We also examined the results of the tests for parallel trends and the methodology adjustments used to address non-parallel trends. Of the 19 reports that statistically tested for parallel trends, 15 (79%) found evidence against parallel trends for at least some DiD models. In these cases, evaluators used several approaches:

  1. Do not make any methodology changes. Most evaluations used a standard DiD estimator that assumes parallel trends even though some outcome variables violated the assumption. The authors either noted, or did not report, the non-parallel outcomes.
  2. Modify the regression specification. One can adjust the regression specification to net out the expected differential trends. Most adjust the specification by including a linear differential trend term.
  3. Re-weight the comparison group to ensure parallel trends. There are ways to refine the comparison group methodology to increase the plausibility of parallel trends. For example, you can include outcome trends in the comparison group matching or weighting.

Figure 2 summarizes these options utilized by CMMI evaluations. The most common response by far was to do nothing.

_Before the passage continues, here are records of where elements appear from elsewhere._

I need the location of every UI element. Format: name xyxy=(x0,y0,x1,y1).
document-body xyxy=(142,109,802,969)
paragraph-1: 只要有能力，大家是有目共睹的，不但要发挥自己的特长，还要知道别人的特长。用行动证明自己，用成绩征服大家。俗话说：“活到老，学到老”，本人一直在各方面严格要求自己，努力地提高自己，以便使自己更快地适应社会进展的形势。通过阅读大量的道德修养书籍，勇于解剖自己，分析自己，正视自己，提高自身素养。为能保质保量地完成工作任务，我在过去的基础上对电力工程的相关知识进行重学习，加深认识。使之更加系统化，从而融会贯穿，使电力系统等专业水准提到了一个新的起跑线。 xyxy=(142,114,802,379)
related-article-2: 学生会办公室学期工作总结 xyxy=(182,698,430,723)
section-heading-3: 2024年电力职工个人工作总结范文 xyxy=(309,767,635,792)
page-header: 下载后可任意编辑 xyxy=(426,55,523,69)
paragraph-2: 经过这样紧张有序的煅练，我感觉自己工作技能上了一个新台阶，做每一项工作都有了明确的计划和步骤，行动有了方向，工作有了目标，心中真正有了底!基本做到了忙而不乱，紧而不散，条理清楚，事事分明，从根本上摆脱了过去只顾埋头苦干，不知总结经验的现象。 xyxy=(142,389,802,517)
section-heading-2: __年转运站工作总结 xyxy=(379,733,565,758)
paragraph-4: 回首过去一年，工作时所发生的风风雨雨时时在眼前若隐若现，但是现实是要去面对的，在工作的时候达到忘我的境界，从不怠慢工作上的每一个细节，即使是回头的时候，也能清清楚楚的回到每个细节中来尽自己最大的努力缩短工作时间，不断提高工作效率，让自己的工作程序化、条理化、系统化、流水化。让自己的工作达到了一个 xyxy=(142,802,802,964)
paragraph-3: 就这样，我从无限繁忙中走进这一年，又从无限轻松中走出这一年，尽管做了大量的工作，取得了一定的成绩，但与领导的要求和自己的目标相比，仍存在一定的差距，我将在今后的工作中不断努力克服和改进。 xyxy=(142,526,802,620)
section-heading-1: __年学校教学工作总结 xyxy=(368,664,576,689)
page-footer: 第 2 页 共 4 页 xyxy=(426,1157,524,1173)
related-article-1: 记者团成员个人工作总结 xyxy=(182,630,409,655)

Only six evaluations adapted the DiD methodology to address non-parallel trends. Five of these (State Innovation Models Initiative: Round 1, Maryland All-Payer Model, Initiative to Reduce Avoidable Hospitalizations Among Nursing Facility Residents: Phase 2, Home Health Value Based Purchasing Model, and Oncology Care Model evaluations) modified the regression specification. The Medicare Advantage Value-Based Insurance Design Model [MA VBID] re-weighted the comparison group.

Pie chart shows that most CMMI evaluation reports find non-parallel trends, but few made methodology adjustments.

Figure 2: Most CMMI Evaluation Reports Find Non-Parallel Trends, But Few Made Methodology Adjustments

Discussion of Results

The evaluations that modified the regression specification all included a differential linear trend for at least some outcomes. None of these evaluations justified why this approach was better than other methodology adjustments.

The MA VBID evaluation updated their comparison group for each affected outcome to force parallel pre-intervention trends. They used propensity score matching and, when necessary, entropy balancing. It is not unusual to use matching or weighting for the comparison group. But this was the only evaluation to include pre-intervention trends on an outcome-by-outcome basis. Some justification for the approach was provided in an earlier report, but there was no discussion of why it was preferred to a differential linear trend adjustment.

The MA VBID evaluation was the only one to include outcome trends in the comparison group methodology after testing for parallel trends. Other evaluation reports included pre-intervention trends for certain outcomes before testing for parallel trends. Two examples were the Comprehensive Primary Care Plus and Maryland All-Payer Model evaluations.

Testing For Parallel Trends Has Increasingly Become Standard Practice

There is less of a standard practice for what to do when there is evidence against parallel trends. This is usually the case for at least some outcomes (at least in CMMI evaluations). The most common response to non-parallel trends in CMMI evaluations is to not take any action. Most just omitted or flagged results for the affected outcomes.

Doing nothing may be the ideal approach in many circumstances. This includes, for example, when evidence against parallel trends occurs in secondary outcomes or is otherwise practically insignificant. In some cases, however, the evidence against parallel trends could compromise conclusions. There are different ways to adjust the evaluation methodology to address non-parallel trends. A clearer understanding and justification of which adjustments are appropriate in which context could improve policy evaluation.

The authors gratefully acknowledge Olga Khavjou, Rachel Kornbluh, Hannah Wright, Fang He, Marisa Morrison, Heather Beil, and Susan Haber for reviewing evaluation reports and providing helpful suggestions.